Johann Heermann – Biographie

Johann Heermann wurde 1585 zu Raudten im Fürstentum Wohlau in Niederschlesien geboren, wo sein Vater ein armer Kürschner war. Nachdem er seine erste Ausbildung in seiner Vaterstadt und in Wohlau erhalten hatte, kam er nach Fraustadt in das Haus des frommen Valerius Herberger, der ihn wie sein eignes Kind liebte und einen tiefen Eindruck auf die empfängliche Seele des Jünglings zurückließ. Hierauf besuchte er die Gymnasien von Breslau und Brieg und wurde, da er namentlich in Brieg sehr bald sein Dichtertalent entwickelte, dort, kaum 23 Jahre alt, mit großer Feierlichkeit zum Dichter gekrönt. Bald danach bezog er mit drei jungen Edelleuten, über welche ihm die Aussicht anvertraut war, die Universität Straßburg.
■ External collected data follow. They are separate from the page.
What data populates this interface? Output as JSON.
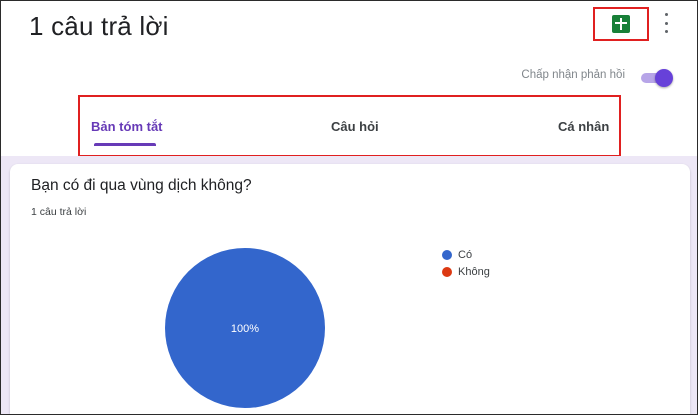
{
  "header": {
    "title": "1 câu trả lời",
    "sheets_icon": "google-sheets-icon",
    "more_icon": "more-vert-icon"
  },
  "accept": {
    "label": "Chấp nhận phản hồi",
    "enabled": true
  },
  "tabs": [
    {
      "label": "Bản tóm tắt",
      "active": true
    },
    {
      "label": "Câu hỏi",
      "active": false
    },
    {
      "label": "Cá nhân",
      "active": false
    }
  ],
  "colors": {
    "accent": "#673ab7",
    "highlight_border": "#e02020",
    "slice_co": "#3366cc",
    "slice_khong": "#dc3912"
  },
  "summary": {
    "question": "Bạn có đi qua vùng dịch không?",
    "response_count": "1 câu trả lời"
  },
  "chart_data": {
    "type": "pie",
    "categories": [
      "Có",
      "Không"
    ],
    "values": [
      100,
      0
    ],
    "slice_label": "100%",
    "legend_position": "right"
  }
}
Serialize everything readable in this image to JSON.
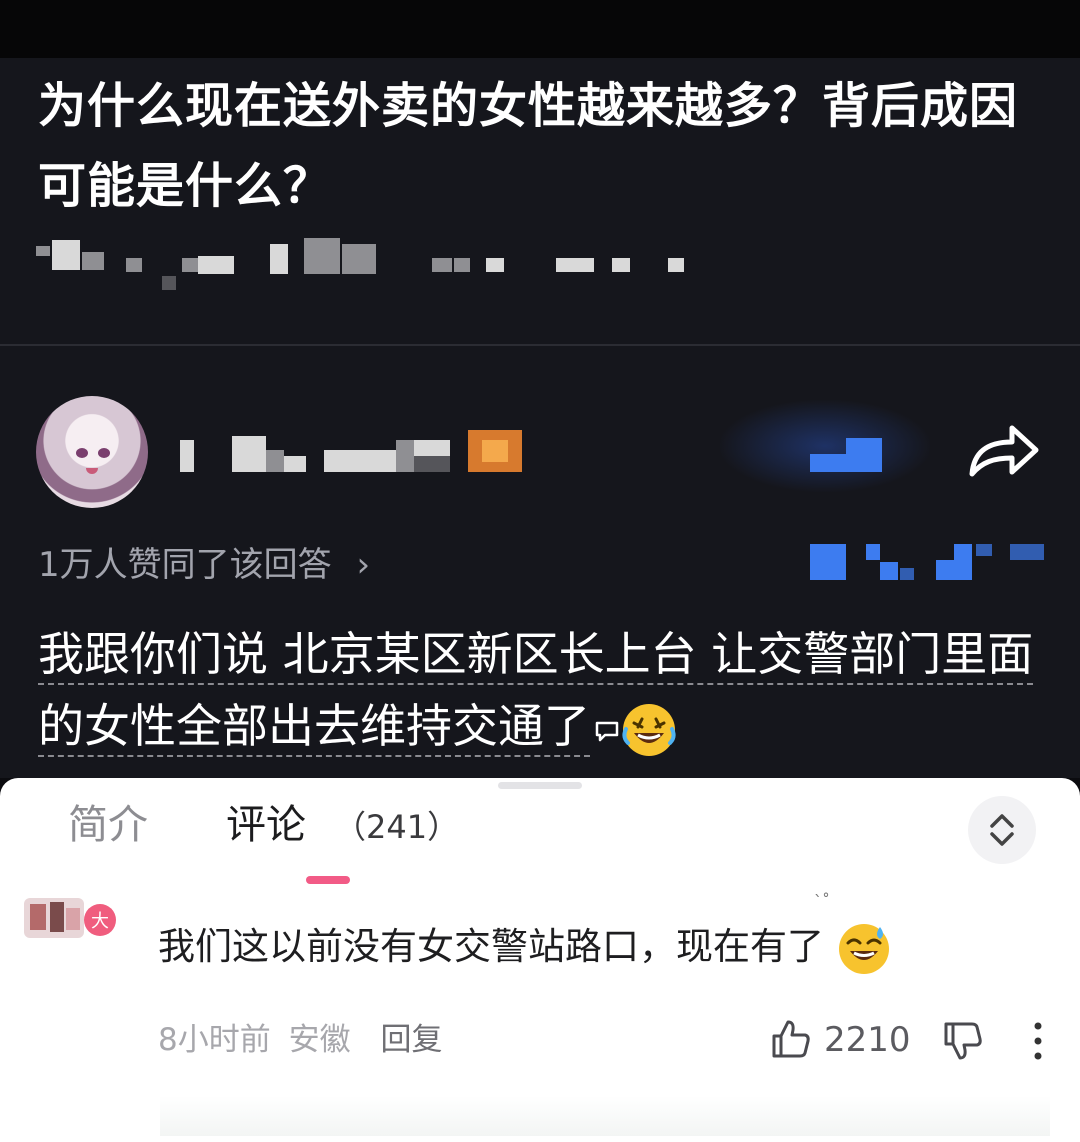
{
  "question": {
    "title": "为什么现在送外卖的女性越来越多？背后成因可能是什么？"
  },
  "answer": {
    "agree_text": "1万人赞同了该回答",
    "agree_chevron": "›",
    "text": "我跟你们说 北京某区新区长上台 让交警部门里面的女性全部出去维持交通了",
    "emoji": "🤣",
    "share_icon": "share-arrow-icon"
  },
  "tabs": {
    "intro": "简介",
    "comments": "评论",
    "comments_count": "（241）"
  },
  "comment": {
    "text": "我们这以前没有女交警站路口，现在有了",
    "emoji": "😅",
    "time": "8小时前",
    "location": "安徽",
    "reply": "回复",
    "likes": "2210",
    "avatar_badge": "大"
  },
  "colors": {
    "accent": "#f25b86",
    "blue": "#3d7cf0",
    "dark_bg": "#15161c"
  }
}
Allein schon nach einem Jahre musste er in die Heimat zurückkehren, weil ihm durch Krankheitszufälle das Augenlicht verdunkelt war, und hier traf er auch seine Mutter krank an. Doch genasen beide wieder, und unser Dichter wurde 1611 Prediger in Köben an der Oder. Hier verlebte er die ersten Jahre wahre Tage der Freude und des Glücks. Er stand in freundschaftlicher Verbindung mit dem frommen und glaubenseifrigen Grundherrn der Gemeinde, Herrn von Kottwitz, und mit seinem alten väterlichen Freunde Valerius Herberger. Dazu hatte er die Freude, dass seine Predigten, die aus dem Herzen kamen, und in denen er jederzeit das Heil und die Seligkeit seiner Gemeinde im Auge hatte, mit Freuden und Segen gehört wurden. Auch in seiner obgleich kinderlosen Rhe lebte er sehr glücklich.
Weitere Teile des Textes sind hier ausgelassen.